Given the ubiquitous status of Jyutping in the study of Cantonese, the jyutping() method is also defined for convenience:

corpus.jyutping(by_utterance=True)[0]
# ['wai3', 'ci4', 'di1', 'heoi3', 'm4', 'heoi3', 'leoi5hang4', 'aa3', None]

For further processing Jyutping romanization, please see the Jyutping Romanization page.

Chinese Characters

Corpus data in the CHAT format is word-segmented, and the same word segmentation is preserved in the output of the CHAT methods words(), tokens(), and utterances(). For Cantonese data, a (segmented) word can be, say, 廣東話 (“Cantonese”) with three Chinese characters. To work with data at the character level, characters() is available:

corpus.characters(by_utterance=True)[0]
# ['喂', '遲', '啲', '去', '唔', '去', '旅', '行', '啊', '?']
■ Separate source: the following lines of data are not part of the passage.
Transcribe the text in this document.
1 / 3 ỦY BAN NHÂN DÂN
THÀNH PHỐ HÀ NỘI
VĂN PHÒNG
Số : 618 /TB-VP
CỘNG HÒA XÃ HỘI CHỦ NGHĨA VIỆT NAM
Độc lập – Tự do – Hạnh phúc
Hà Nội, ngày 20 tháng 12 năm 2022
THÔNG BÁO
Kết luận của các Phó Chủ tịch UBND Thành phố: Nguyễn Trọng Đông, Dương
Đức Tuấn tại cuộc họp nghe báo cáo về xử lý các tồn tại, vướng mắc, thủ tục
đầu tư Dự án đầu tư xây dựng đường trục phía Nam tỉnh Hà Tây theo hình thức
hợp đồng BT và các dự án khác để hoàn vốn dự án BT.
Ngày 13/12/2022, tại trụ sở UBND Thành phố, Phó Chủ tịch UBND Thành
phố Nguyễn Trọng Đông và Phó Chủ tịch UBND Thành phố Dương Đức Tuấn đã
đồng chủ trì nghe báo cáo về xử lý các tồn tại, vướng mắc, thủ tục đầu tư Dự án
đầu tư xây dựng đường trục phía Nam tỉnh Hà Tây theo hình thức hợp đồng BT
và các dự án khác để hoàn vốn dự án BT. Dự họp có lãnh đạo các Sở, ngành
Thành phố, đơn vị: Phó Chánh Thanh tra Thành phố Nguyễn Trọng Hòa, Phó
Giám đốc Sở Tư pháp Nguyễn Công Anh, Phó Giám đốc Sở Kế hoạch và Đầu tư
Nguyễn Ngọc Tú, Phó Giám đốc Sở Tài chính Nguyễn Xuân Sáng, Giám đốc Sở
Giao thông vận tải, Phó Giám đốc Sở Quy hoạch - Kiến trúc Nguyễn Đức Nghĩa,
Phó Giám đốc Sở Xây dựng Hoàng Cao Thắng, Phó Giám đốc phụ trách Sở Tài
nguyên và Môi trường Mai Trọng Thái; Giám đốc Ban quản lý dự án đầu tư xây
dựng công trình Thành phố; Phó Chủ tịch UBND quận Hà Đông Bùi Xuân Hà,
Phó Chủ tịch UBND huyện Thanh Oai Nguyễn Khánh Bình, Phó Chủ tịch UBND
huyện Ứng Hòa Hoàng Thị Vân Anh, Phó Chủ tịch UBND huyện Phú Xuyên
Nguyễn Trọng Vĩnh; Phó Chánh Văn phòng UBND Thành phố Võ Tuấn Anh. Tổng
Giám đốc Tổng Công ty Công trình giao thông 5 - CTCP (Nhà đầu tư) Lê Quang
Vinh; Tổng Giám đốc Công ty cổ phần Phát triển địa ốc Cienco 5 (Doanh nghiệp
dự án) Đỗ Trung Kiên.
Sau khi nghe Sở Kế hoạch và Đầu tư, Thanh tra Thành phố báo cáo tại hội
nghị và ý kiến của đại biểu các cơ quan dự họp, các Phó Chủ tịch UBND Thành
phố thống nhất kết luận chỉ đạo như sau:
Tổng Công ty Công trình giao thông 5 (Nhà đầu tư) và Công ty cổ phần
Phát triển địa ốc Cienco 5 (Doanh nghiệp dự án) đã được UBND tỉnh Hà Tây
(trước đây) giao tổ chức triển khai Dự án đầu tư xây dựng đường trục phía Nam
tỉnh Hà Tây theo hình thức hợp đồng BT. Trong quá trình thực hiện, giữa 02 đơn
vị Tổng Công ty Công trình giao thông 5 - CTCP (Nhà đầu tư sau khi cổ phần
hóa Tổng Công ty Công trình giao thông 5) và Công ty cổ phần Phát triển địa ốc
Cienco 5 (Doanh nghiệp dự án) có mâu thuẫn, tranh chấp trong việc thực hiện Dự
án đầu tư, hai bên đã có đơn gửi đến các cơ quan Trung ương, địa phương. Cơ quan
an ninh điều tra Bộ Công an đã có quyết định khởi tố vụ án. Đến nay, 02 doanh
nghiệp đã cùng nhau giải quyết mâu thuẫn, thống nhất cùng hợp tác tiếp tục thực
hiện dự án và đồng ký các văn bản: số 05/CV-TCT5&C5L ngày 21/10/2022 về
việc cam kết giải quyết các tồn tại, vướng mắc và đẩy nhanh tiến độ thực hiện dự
If you independently have Cantonese data in Chinese characters, PyCantonese has tools for word segmentation and part-of-speech tagging.

Word Ngrams

For word counts in various flavors, use the method word_ngrams():

trigrams = corpus.word_ngrams(3)  ## Trigrams
trigrams.most_common(10)
# [(('係', '啊', '.'), 527),
#  ((',', '誒', ','), 520),
#  (('呢', ',', '就'), 219),
#  (('係', '啊', ','), 209),
#  (('係', '囖', '.'), 202),
#  (('吖', '嗎', '.'), 202),
#  (('𡃉', '喎', '.'), 186),
#  (('𠺢', '嗎', '.'), 167),
#  (('係', '喇', '.'), 140),
#  (('係', '喇', ','), 134)]
word_freq = corpus.word_ngrams(1)  # Note that unigrams are also represented as tuples.
word_freq.most_common(10)
# [(('.',), 13251),
#  ((',',), 9282),
#  (('係',), 5019),
#  (('啊',), 4110),
#  (('?',), 2911),
#  (('我',), 2755),
#  (('噉',), 2741),
#  (('呢',), 2734),
#  (('你',), 2570),
#  (('佢',), 2259)]